Pour écrire sur Samuel Paty, j’ai repensé comme beaucoup de gens au Monsieur Germain d’Albert Camus. Cet instituteur qui inspira Le Premier Homme à qui Camus écrivait au lendemain de son Nobel dans une fameuse lettre : « Sans vous, sans cette main affectueuse au petit enfant pauvre que j’étais, sans votre enseignement, et sans votre exemple, rien de tout cela ne serait arrivé ». Ce sont ces lettres qui donnent fierté et courage aux enseignants, j’espère que Monsieur Samuel Paty en a reçu au cours de ses années d’enseignement. Mais ce que l’on oublie souvent en lisant cette lettre, c’est la réponse de Louis Germain, instituteur à la retraite, qui finit par ces mots « je crois durant toute ma carrière avoir respecté ce qu’il y avait de plus sacré dans l’enfant : la recherche de vérité ». Voilà en effet ce que transmet un professeur à ses élèves, les moyens de poursuivre la vérité. Pour certains, cette recherche se nourrira ailleurs, il y aura des discussions en famille ou entre amis, des livres, des rencontres. Mais pour d’autres, ces moments dans la classe où « la recherche de vérité » est instituée en valeur majeure constituera une trêve dans une vie de religion, de politique, ou de consumérisme. 

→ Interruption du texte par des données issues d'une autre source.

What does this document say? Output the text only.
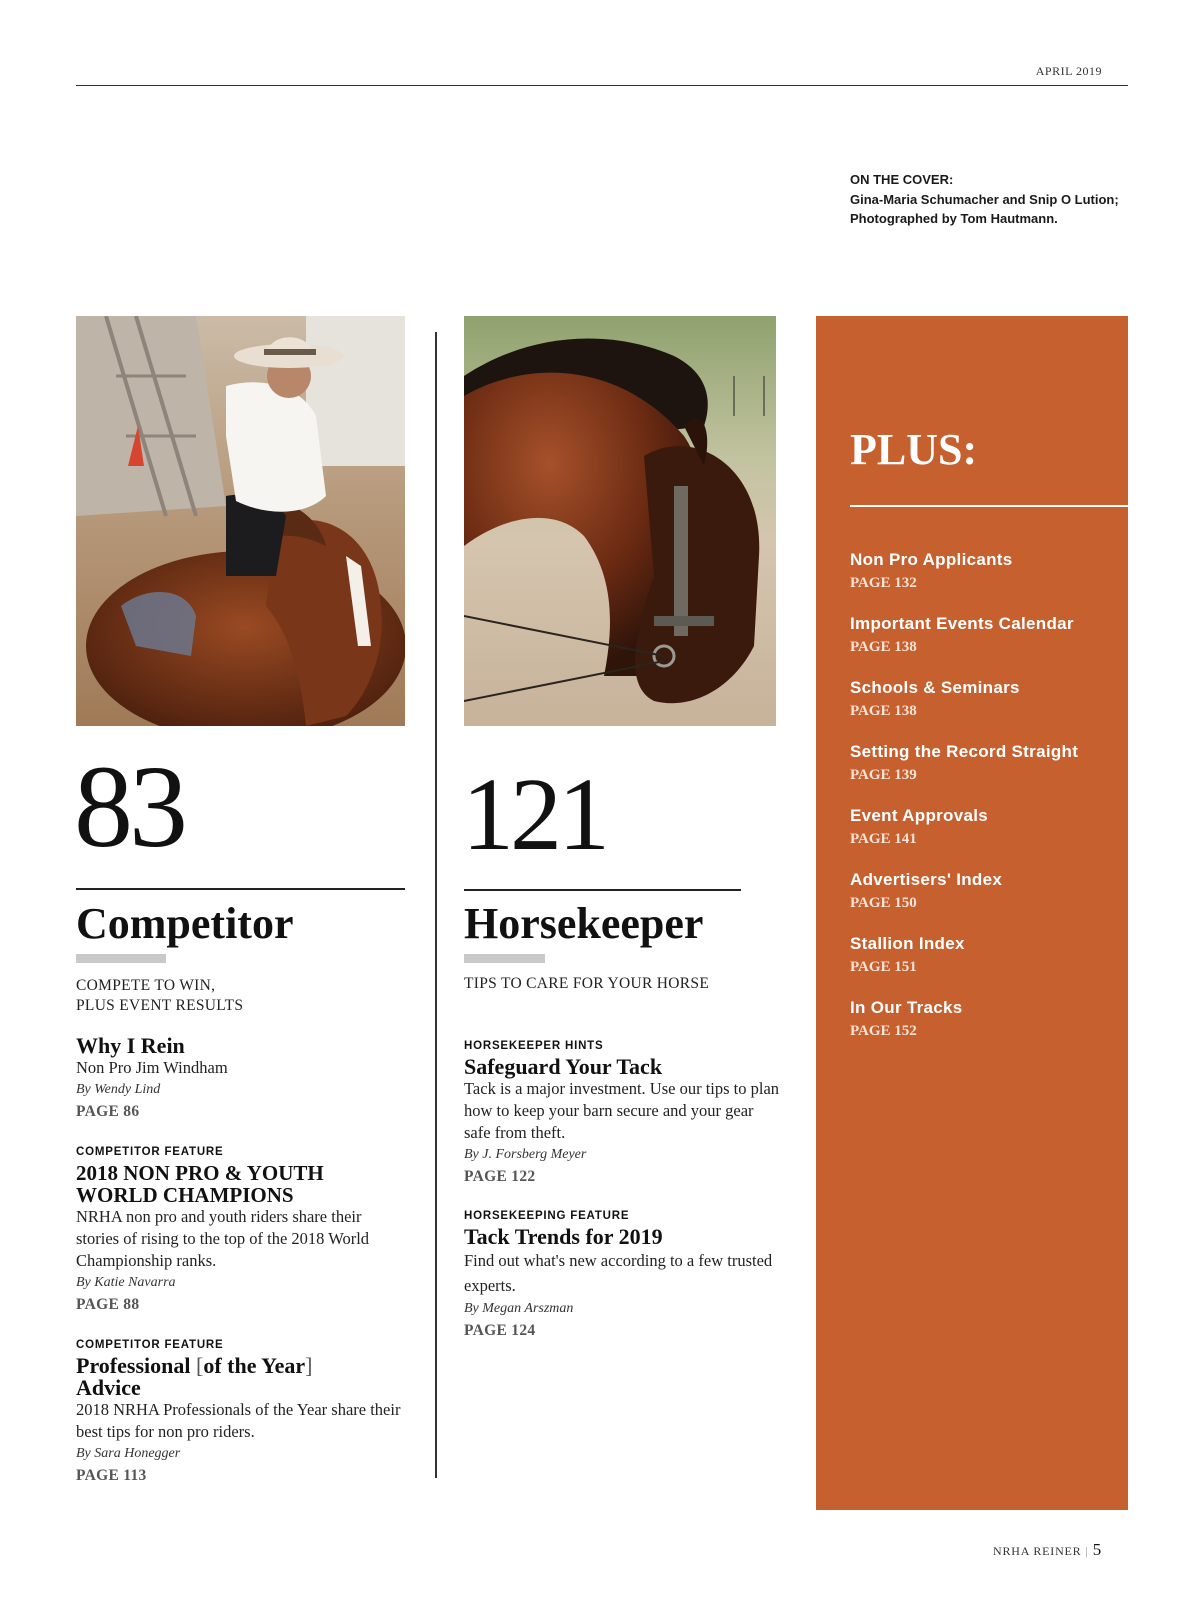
APRIL 2019
ON THE COVER:
Gina-Maria Schumacher and Snip O Lution;
Photographed by Tom Hautmann.
83
Competitor
COMPETE TO WIN,
PLUS EVENT RESULTS
Why I Rein
Non Pro Jim Windham
By Wendy Lind
PAGE 86
COMPETITOR FEATURE
2018 NON PRO & YOUTH
WORLD CHAMPIONS
NRHA non pro and youth riders share their stories of rising to the top of the 2018 World Championship ranks.
By Katie Navarra
PAGE 88
COMPETITOR FEATURE
Professional [of the Year]
Advice
2018 NRHA Professionals of the Year share their best tips for non pro riders.
By Sara Honegger
PAGE 113
121
Horsekeeper
TIPS TO CARE FOR YOUR HORSE
HORSEKEEPER HINTS
Safeguard Your Tack
Tack is a major investment. Use our tips to plan how to keep your barn secure and your gear safe from theft.
By J. Forsberg Meyer
PAGE 122
HORSEKEEPING FEATURE
Tack Trends for 2019
Find out what's new according to a few trusted experts.
By Megan Arszman
PAGE 124
PLUS:
Non Pro Applicants
PAGE 132
Important Events Calendar
PAGE 138
Schools & Seminars
PAGE 138
Setting the Record Straight
PAGE 139
Event Approvals
PAGE 141
Advertisers' Index
PAGE 150
Stallion Index
PAGE 151
In Our Tracks
PAGE 152
NRHA REINER | 5
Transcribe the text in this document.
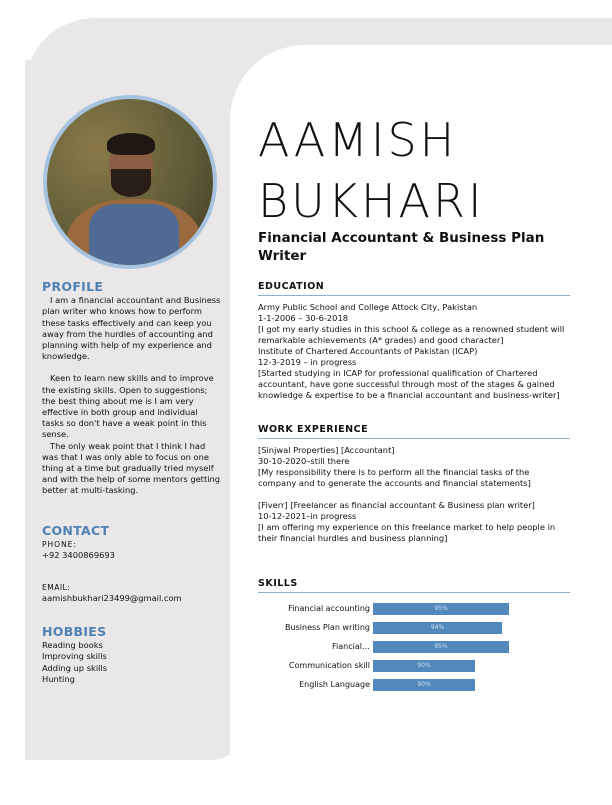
PROFILE

I am a financial accountant and Business plan writer who knows how to perform these tasks effectively and can keep you away from the hurdles of accounting and planning with help of my experience and knowledge.

Keen to learn new skills and to improve the existing skills. Open to suggestions; the best thing about me is I am very effective in both group and individual tasks so don't have a weak point in this sense.

The only weak point that I think I had was that I was only able to focus on one thing at a time but gradually tried myself and with the help of some mentors getting better at multi-tasking.

CONTACT

PHONE:

+92 3400869693

EMAIL:

aamishbukhari23499@gmail.com

HOBBIES

Reading books

Improving skills

Adding up skills

Hunting

AAMISH
BUKHARI
Financial Accountant & Business Plan Writer
EDUCATION

Army Public School and College Attock City, Pakistan

1-1-2006 – 30-6-2018

[I got my early studies in this school & college as a renowned student will remarkable achievements (A* grades) and good character]

Institute of Chartered Accountants of Pakistan (ICAP)

12-3-2019 – in progress

[Started studying in ICAP for professional qualification of Chartered accountant, have gone successful through most of the stages & gained knowledge & expertise to be a financial accountant and business-writer]

WORK EXPERIENCE

[Sinjwal Properties] [Accountant]

30-10-2020–still there

[My responsibility there is to perform all the financial tasks of the company and to generate the accounts and financial statements]

[Fiverr] [Freelancer as financial accountant & Business plan writer]

10-12-2021–in progress

[I am offering my experience on this freelance market to help people in their financial hurdles and business planning]

SKILLS
Financial accounting	95%
Business Plan writing	94%
Fiancial…	95%
Communication skill	90%
English Language	90%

Samuel Paty n’est pas mort au nom d’une caricature. Cette rhétorique appartient aux barbares qui tentent de réduire les professeurs à des « montreurs d’images » et qui, comme ceux qui couvraient les décalogues dans les églises allemandes en 33, jugent qu’il faut éradiquer les images qui ne leur conviennent pas, avant de tuer les peuples qui ne leur obéissent pas.

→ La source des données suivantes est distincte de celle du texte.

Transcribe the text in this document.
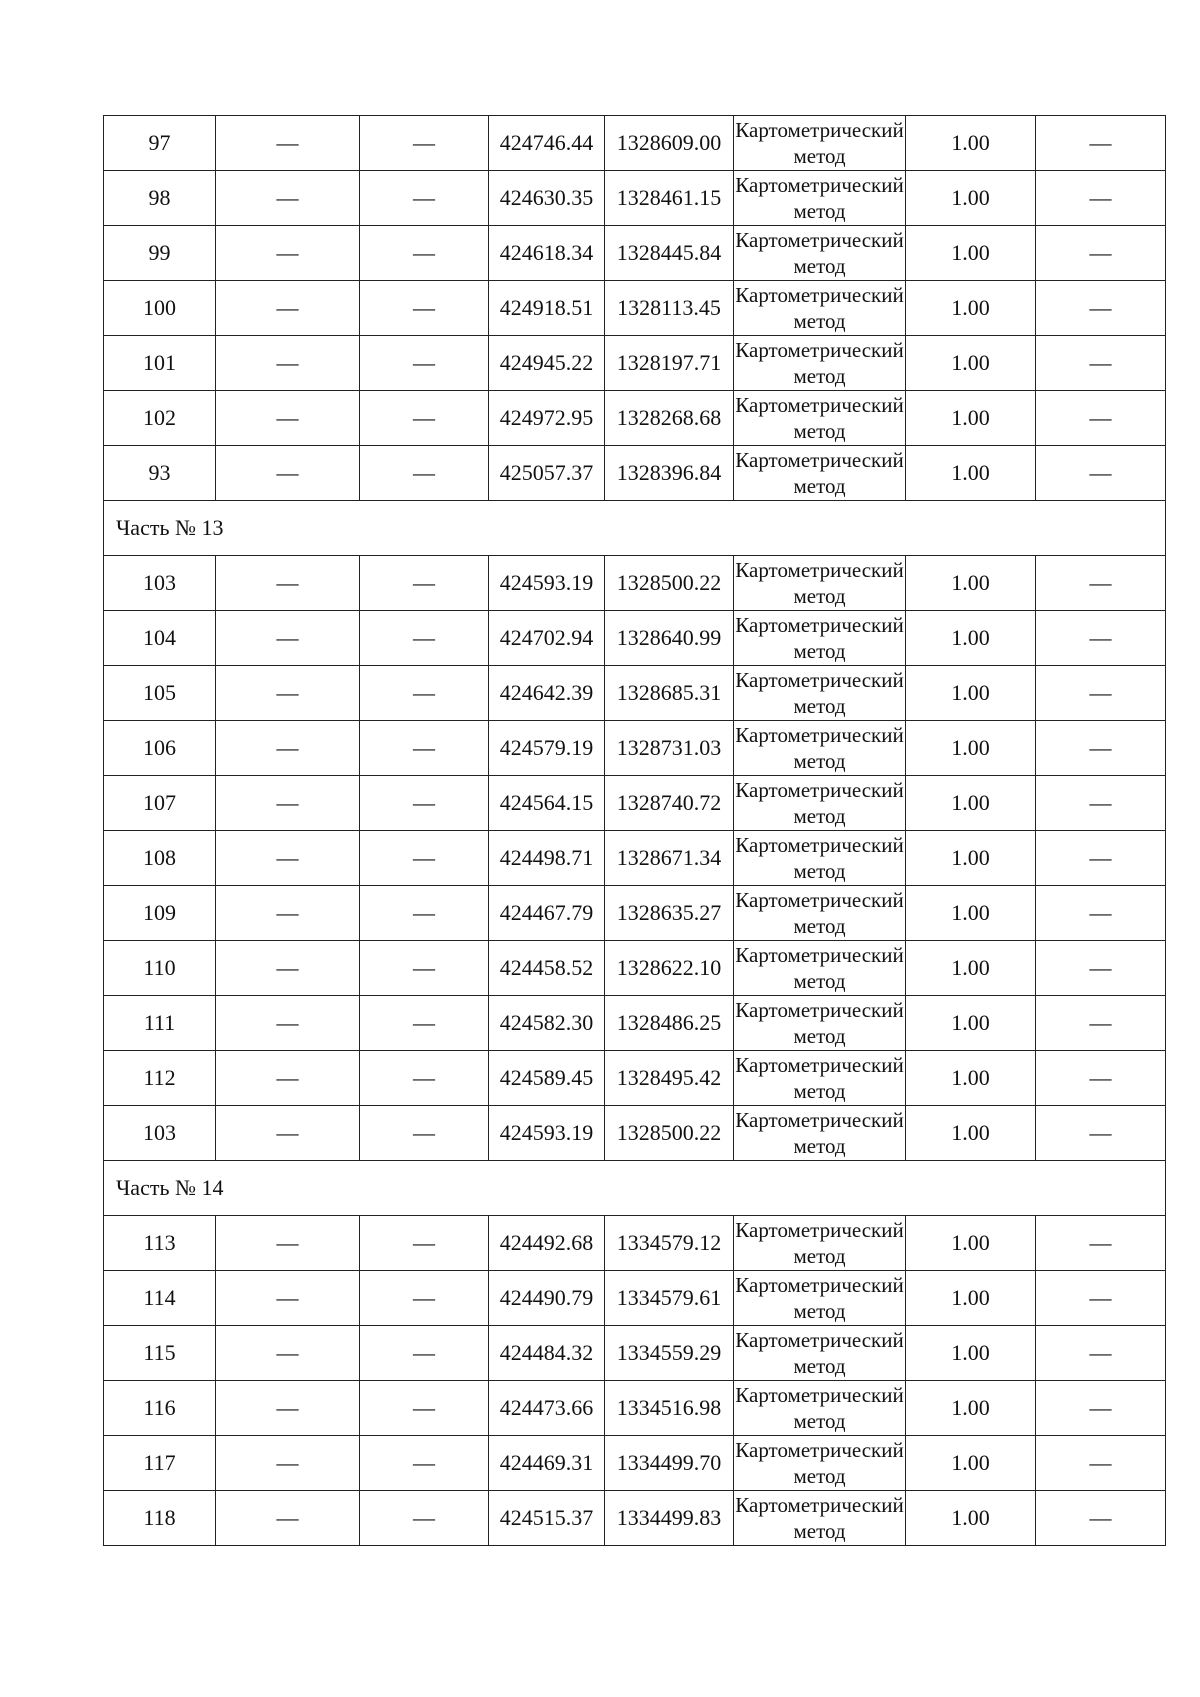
97	—	—	424746.44	1328609.00	Картометрический метод	1.00	—
98	—	—	424630.35	1328461.15	Картометрический метод	1.00	—
99	—	—	424618.34	1328445.84	Картометрический метод	1.00	—
100	—	—	424918.51	1328113.45	Картометрический метод	1.00	—
101	—	—	424945.22	1328197.71	Картометрический метод	1.00	—
102	—	—	424972.95	1328268.68	Картометрический метод	1.00	—
93	—	—	425057.37	1328396.84	Картометрический метод	1.00	—
Часть № 13							
103	—	—	424593.19	1328500.22	Картометрический метод	1.00	—
104	—	—	424702.94	1328640.99	Картометрический метод	1.00	—
105	—	—	424642.39	1328685.31	Картометрический метод	1.00	—
106	—	—	424579.19	1328731.03	Картометрический метод	1.00	—
107	—	—	424564.15	1328740.72	Картометрический метод	1.00	—
108	—	—	424498.71	1328671.34	Картометрический метод	1.00	—
109	—	—	424467.79	1328635.27	Картометрический метод	1.00	—
110	—	—	424458.52	1328622.10	Картометрический метод	1.00	—
111	—	—	424582.30	1328486.25	Картометрический метод	1.00	—
112	—	—	424589.45	1328495.42	Картометрический метод	1.00	—
103	—	—	424593.19	1328500.22	Картометрический метод	1.00	—
Часть № 14							
113	—	—	424492.68	1334579.12	Картометрический метод	1.00	—
114	—	—	424490.79	1334579.61	Картометрический метод	1.00	—
115	—	—	424484.32	1334559.29	Картометрический метод	1.00	—
116	—	—	424473.66	1334516.98	Картометрический метод	1.00	—
117	—	—	424469.31	1334499.70	Картометрический метод	1.00	—
118	—	—	424515.37	1334499.83	Картометрический метод	1.00	—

Non, Samuel Paty est mort parce qu’il a tenté d’enseigner à ses élèves collégiens — qui ne sont pas des enfants, cessons de les appeler ainsi, les collégiens sont des adolescents, des individus responsables qui peuvent, et doivent rendre des comptes — un droit spécifique si justement formulé par Monsieur Germain, de rechercher la vérité.

Pour écrire sur Samuel Paty, j’ai pensé aussi à Cripure. Le professeur du Sang noir de Louis Guilloux. Cripure s’avère l’un des plus grands personnages de professeur qui ait été écrit. Parce qu’il se situe à l’intersection précise de la misanthropie et de l’humanisme, de la pensée et du désespoir. Le livre est sombre, Cripure enseigne la philosophie au début de la Première Guerre mondiale, dans l’atmosphère moisie d’une petite ville, et à des jeunes gens qui sont tous condamnés à partir au front. Dans la classe à côté de la sienne, on récite des poésies patriotiques. Peu du goût de Cripure qui a deux auteurs qui l’accompagnent, le premier, Emmanuel Kant lui vaut son surnom emprunté à la Critique de la raison pure, le second, Nietzsche qui le mène à chérir en secret la révolte individuelle et l’insolence parmi ses élèves. Mais il y a Etienne. Une très longue scène de face-à-face entre l’ancien élève, sur le point de partir à la guerre, et le vieux professeur de philosophie introduit cette journée unique qui compose le roman. Avant de partir, terrorisé par le sort qui l’attend, le jeune homme est venu poser une question à son professeur, une question qu’il ne peut poser qu’à lui, parce que personne dans son entourage serait capable de lui répondre : « Je ne sais pas pourquoi je vis monsieur ». et quelques instants plus tard, « je ne sais pas non plus pourquoi je meurs ». Cripure cherche ses mots, pris au dépourvu, puis, au gré de plusieurs définitions, il répond «  le monde est absurde, jeune homme, et toute la grandeur de l’homme consiste à connaître cette absurdité, toute sa probité aussi. (…) Emparez-vous de votre bonheur, sans considération de rien, ni de personne ». C’est là une autre manière de tendre à l’élève la main pour l’accompagner dans sa recherche de vérité. À la fin du Sang noir, Cripure meurt, parce qu’il ne parvient plus à tenir dans ce monde de l’absurde. Mais à la fin du livre, ce professeur tant moqué par ses élèves, est salué dans toute la ville, chapeaux bas. Hommage à ceux qui permettent aux esprits de cheminer vers leur propre vérité.